Thursday, June 12, 2025

“Reborn”

 

Ela acordou sobressaltada. De um pulo saiu da cama. Nos seus sonhos pareceu ouvir a sua bebé chorar. Um choro urgente, pedindo aconchego e carinho.

 

Ela coloca os pés nus no gelado soalho de  madeira. Em bicos de pés para não fazer barulho, desloca-se ao quarto de  Lara. A bebé repousa inerte no seu berço, perdida entre um mundo de roupas e  comodidades em tons de rosa. Ela ajeita as roupas do berço da bebé e  retorna ao seu quarto vazio.

 

As suas noites antes da chegada da Lara á sua vida eram tristes. Um vazio interior sem fim colocava um peso insuportável no seu coração. Ser mãe era o seu objetivo. Esteve casada mas a dificuldade em engravidar e a sua obsessão pela maternidade levaram-na a  um divórcio que deixou marcas nos dois. Uma casa preenchida com várias crianças era o seu ideal de amor mas os médicos disseram-lhe desde logo que era impossível ela engravidar.

 

Foram muitas as noites em claro, com as lágrimas que corriam soltas a ensoparem os travesseiros. Perdeu tudo só porque não conseguia ser mãe. Pensava muitas vezes em morrer. Se não podia dar a vida a alguém, qual era o seu objetivo neste   Mundo? Ela que tinha tanto amor para dar. Amor de mãe, aconchego, calor nas noites de frio, carinho nos dias de birra…

 

Na televisão e nos jornais ela lia sobre mulheres que abandonavam os seus filhos e ficava incrédula. Por que é que essas mulheres puderam ser mães e ela não?

 

Mas agora tem Lara. É ela o seu mais que tudo. Ela comanda a sua vida. Estipula os seus horários, define quando são horas de comer, horas de dormir, horas de passear, horas de comprar roupas chiques e brinquedos.

 

Ela passa horas a contemplar o berço da bebé. Faz planos, idealiza uma vida a duas. Imagina as histórias que lhe vai ler, o primeiro dia de escola, as primeiras confidências da adolescência, aquela cumplicidade entre mãe e filha.

 

É manhã. Depois de uma noite em que ela não dormiu temendo que Lara acordasse de repente e ela não estivesse á cabeceira do seu berço , há que preparar o leitinho. Tudo da melhor qualidade porque a sua bebé para ela é a melhor do Mundo.

 

Separa um vestidinho novo. Cor de rosa, claro está. Hoje quer levar Lara ao parque. Que interessa que as colegas de trabalho a vejam?  Elas não tiraram também licenças de maternidade? Também ela tem o direito de cuidar de Lara como mãe dedicada e extremosa que é.

 

O carrinho de bebé cor de rosa roda pelo passeio. Muita gente passa por ela. Ali vai uma recente mamã num dos primeiros passeios da sua recém-nascida. Ela para. Vai falando para dentro do carrinho,  aconchega a sua bebé.
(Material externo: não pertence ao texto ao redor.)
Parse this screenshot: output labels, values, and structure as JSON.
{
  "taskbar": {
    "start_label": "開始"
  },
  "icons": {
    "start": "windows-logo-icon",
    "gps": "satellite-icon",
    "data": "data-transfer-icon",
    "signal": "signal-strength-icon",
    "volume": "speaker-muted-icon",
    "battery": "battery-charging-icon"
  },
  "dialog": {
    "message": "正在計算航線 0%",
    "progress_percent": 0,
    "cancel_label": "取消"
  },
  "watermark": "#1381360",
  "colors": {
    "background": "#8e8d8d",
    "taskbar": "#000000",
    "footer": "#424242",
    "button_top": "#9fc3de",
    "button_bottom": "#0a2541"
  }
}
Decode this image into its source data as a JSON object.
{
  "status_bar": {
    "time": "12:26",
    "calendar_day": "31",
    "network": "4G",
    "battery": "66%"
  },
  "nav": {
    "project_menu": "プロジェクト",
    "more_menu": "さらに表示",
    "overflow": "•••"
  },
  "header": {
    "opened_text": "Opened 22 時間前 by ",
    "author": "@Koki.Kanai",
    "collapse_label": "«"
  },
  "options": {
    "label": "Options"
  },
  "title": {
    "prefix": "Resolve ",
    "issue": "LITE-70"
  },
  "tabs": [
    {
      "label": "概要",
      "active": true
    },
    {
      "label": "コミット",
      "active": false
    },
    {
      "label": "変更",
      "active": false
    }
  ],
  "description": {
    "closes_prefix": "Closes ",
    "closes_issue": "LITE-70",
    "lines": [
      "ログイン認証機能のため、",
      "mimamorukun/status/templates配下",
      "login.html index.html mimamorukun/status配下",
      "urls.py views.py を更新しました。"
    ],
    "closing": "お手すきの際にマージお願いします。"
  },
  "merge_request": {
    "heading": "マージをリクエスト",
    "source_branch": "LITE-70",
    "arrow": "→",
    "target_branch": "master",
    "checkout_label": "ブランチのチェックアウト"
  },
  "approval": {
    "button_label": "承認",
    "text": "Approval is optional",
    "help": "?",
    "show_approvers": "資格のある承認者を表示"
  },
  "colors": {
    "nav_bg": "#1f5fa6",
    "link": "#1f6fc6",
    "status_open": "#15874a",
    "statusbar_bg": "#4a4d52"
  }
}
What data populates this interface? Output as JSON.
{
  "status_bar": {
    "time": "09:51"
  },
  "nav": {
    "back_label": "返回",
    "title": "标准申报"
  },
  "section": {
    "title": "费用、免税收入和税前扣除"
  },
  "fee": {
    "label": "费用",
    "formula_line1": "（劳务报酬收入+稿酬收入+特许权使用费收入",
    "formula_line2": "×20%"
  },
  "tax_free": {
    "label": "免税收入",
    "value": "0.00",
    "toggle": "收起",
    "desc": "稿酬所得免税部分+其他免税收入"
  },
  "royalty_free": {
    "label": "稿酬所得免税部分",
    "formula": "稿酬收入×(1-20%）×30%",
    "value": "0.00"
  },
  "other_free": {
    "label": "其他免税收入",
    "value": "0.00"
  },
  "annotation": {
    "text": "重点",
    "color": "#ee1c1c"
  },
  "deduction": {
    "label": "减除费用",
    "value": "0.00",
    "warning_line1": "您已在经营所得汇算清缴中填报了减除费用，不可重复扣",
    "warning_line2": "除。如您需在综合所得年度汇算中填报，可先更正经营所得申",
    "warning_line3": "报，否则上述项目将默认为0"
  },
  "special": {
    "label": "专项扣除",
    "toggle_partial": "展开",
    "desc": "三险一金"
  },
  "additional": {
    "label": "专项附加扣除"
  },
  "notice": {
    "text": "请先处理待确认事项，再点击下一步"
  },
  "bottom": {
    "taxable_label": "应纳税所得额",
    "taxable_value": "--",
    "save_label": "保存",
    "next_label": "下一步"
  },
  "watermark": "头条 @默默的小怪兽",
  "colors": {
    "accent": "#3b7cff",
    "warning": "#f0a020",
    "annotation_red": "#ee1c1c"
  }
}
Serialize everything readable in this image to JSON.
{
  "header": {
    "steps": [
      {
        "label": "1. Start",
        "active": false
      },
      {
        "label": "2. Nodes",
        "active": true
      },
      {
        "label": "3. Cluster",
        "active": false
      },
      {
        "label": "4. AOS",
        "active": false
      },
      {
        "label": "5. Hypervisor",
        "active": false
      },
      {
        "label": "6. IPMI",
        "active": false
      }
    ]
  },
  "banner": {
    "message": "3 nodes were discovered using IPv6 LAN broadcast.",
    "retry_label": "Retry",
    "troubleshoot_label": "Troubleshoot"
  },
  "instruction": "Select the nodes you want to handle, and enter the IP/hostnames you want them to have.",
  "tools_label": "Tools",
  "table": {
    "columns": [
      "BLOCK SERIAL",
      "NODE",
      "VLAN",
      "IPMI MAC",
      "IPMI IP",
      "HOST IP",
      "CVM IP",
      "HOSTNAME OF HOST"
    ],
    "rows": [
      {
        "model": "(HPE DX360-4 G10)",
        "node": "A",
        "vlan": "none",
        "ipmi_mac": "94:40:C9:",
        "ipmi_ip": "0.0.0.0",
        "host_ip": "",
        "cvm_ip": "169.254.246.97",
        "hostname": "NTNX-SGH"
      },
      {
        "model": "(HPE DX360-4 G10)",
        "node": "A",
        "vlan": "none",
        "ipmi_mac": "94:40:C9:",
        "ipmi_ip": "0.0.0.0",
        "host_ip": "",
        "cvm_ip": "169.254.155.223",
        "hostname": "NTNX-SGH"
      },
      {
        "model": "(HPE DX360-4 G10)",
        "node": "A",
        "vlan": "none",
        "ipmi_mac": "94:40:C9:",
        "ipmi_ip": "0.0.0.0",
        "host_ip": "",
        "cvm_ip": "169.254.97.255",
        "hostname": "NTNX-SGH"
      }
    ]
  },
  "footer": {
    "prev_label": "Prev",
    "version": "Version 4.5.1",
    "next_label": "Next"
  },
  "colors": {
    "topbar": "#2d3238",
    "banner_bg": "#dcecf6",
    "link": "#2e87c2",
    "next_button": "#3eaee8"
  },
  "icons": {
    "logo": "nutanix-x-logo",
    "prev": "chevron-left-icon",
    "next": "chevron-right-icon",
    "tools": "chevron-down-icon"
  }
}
Uma mãe babada.

 

Ela senta-se no banco. Coloca o carrinho á sua frente. Folheia uma revista de bebés e vai falando com voz de mãe para a sua filha. Passa outra mãe com outro carrinho de bebé. Senta-se no mesmo sítio. Ambas conversam. Claro que o assunto é a criação de bebés, o seu orgulho.

 

A recém-chegada  pede-lhe que mostre a sua bebé. Ela desculpa-se com o facto de ela estar a dormir. No outro carrinho, o outro bebé começa a chorar. A mãe de Lara precipita-se a olhar para o carrinho da filha.

 

Cansada, ela chega a casa. Muda a fralda á sua bebé, dá-lhe outro biberão de leite e coloca-a no bercinho. Ela acaba por adormecer também.

 

No seu sonho ela levanta-se para cuidar de  Lara como faz sempre. Chegando ao berço, perante o choro insistente da criança, ela prepara-se para lhe pegar. Encontra  Lara de barriga para cima de olhos arregalados. Uns olhos assustadores. Uns olhos que a julgam.

 

As pequenas mãos de Lara ganham vida. Numa força desproporcional ao  seu tamanho,  precipitam-se para o seu pescoço. Apertam com força. Ela fica sem ar. Ela não sabia que Lara tinha assim as unhas tão crescidas. E os dentes? Como foi possível não reparar?

 

Ela acorda de um salto, um grito estrangulado sai-lhe da garganta. Pela primeira vez desde que  Lara chegou á sua vida, ela tem  medo de se aproximar do berço. Os tremores sacodem-na. O coração galopa no peito.

 

Por fim ganha coragem e segue decidida até ao berço de  Lara. O que encontra é o que sempre lá esteve. Um  inerte e inofensivo bebé “reborn”.